Abstract

Case report
A 31-year-old man presented with a four-month history of continuous left temporal pain with frequent exacerbations. The exacerbations were associated with ipsilateral conjunctival injection and a sense of restlessness. The pain entirely resolved with indomethacin (50 mg three times per day). The presentation fulfilled criteria A to D of hemicrania continua of the International Classification of Headache Disorders (1).
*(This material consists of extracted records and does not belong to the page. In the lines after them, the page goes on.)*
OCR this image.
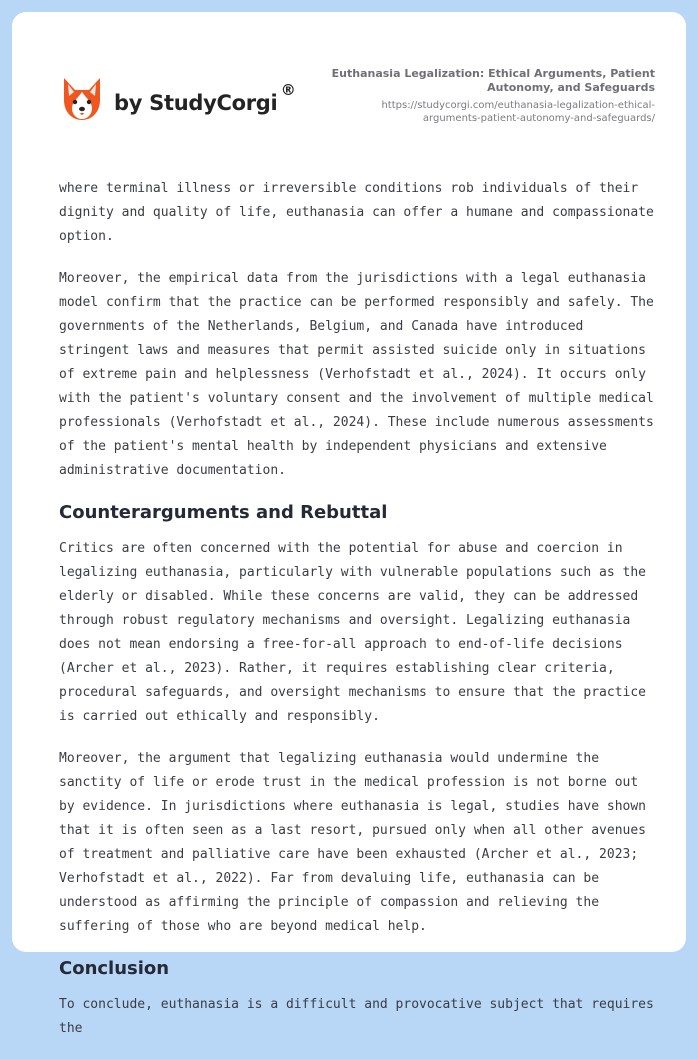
by StudyCorgi
®
Euthanasia Legalization: Ethical Arguments, Patient Autonomy, and Safeguards
https://studycorgi.com/euthanasia-legalization-ethical-arguments-patient-autonomy-and-safeguards/

where terminal illness or irreversible conditions rob individuals of their dignity and quality of life, euthanasia can offer a humane and compassionate option.

Moreover, the empirical data from the jurisdictions with a legal euthanasia model confirm that the practice can be performed responsibly and safely. The governments of the Netherlands, Belgium, and Canada have introduced stringent laws and measures that permit assisted suicide only in situations of extreme pain and helplessness (Verhofstadt et al., 2024). It occurs only with the patient's voluntary consent and the involvement of multiple medical professionals (Verhofstadt et al., 2024). These include numerous assessments of the patient's mental health by independent physicians and extensive administrative documentation.

Counterarguments and Rebuttal

Critics are often concerned with the potential for abuse and coercion in legalizing euthanasia, particularly with vulnerable populations such as the elderly or disabled. While these concerns are valid, they can be addressed through robust regulatory mechanisms and oversight. Legalizing euthanasia does not mean endorsing a free-for-all approach to end-of-life decisions (Archer et al., 2023). Rather, it requires establishing clear criteria, procedural safeguards, and oversight mechanisms to ensure that the practice is carried out ethically and responsibly.

Moreover, the argument that legalizing euthanasia would undermine the sanctity of life or erode trust in the medical profession is not borne out by evidence. In jurisdictions where euthanasia is legal, studies have shown that it is often seen as a last resort, pursued only when all other avenues of treatment and palliative care have been exhausted (Archer et al., 2023; Verhofstadt et al., 2022). Far from devaluing life, euthanasia can be understood as affirming the principle of compassion and relieving the suffering of those who are beyond medical help.

Conclusion

To conclude, euthanasia is a difficult and provocative subject that requires the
This patient had a 20-year history of migraine, with attacks once or twice each month, and a family history of migraine. Subtle abnormalities were found on the initial brain magnetic resonance imaging scan with gadolinium enhancement (Figure 1). However, a neoplasm was excluded due to non-specific findings by fibre optic nasopharyngoscopy. At follow-up one month later, the patient had developed a left cranial nerve VI palsy. Thus a second brain magnetic resonance imaging scan with gadolinium was obtained, which revealed a neoplasm in the nasopharynx. A biopsy sample showed this to be an undifferentiated non-keratinizing carcinoma (T4N2M0) (Figure 2). After chemoradiotherapy, the hemicrania continua-like headaches gradually ceased in parallel with a reduction in tumour volume.
Initial brain magnetic resonance imaging scan with gadolinium. Coronal scan with gadolinium shows (a) a left inferior turbinate hypertrophy (black arrow) and (b) an abnormal signal on the left side of the nasopharynx (black arrow). Neuroimaging and histopathology findings of patients at the one-month follow-up. (a) Coronal and (b) axial FLAIR images show a neoplasm (arrows) on the left side of the nasopharynx. (c) The tumour morphology shows atypical cells with vascular proliferation with haematoxylin and eosin staining (×200). (d) Immunohistochemistry showed widespread staining for CK200 (×200). The Ki67 index was c. 10%. The cells were also positive in patches for CD68. Negative stains included EMA, S-100, CgA and CD31.

Numerous cases of secondary hemicrania continua have been reported, but nasopharyngeal carcinomas are rare (2). A nasopharyngeal carcinoma should be considered as a trigger of a mimic of hemicrania continua. This case report also emphasizes that a short history of trigeminal autonomic cephalalgia-like headaches and an abnormal neurological examination on follow-up, even with an absolute response to indomethacin, should always prompt an evaluation for secondary causes.
Clinical relevance
Nasopharyngeal carcinoma should be considered as an entity that can trigger a hemicrania continua mimic. A short history of trigeminal autonomic cephalalgia-like headaches and abnormal neurological examinations on follow-up, even with an absolute response to indomethacin, should always prompt the evaluation for secondary causes.
Footnotes
Declaration of conflicting interests
The authors declared no potential conflicts of interest with respect to the research, authorship, and/or publication of this article.
Funding
The authors received no financial support for the research, authorship, and/or publication of this article.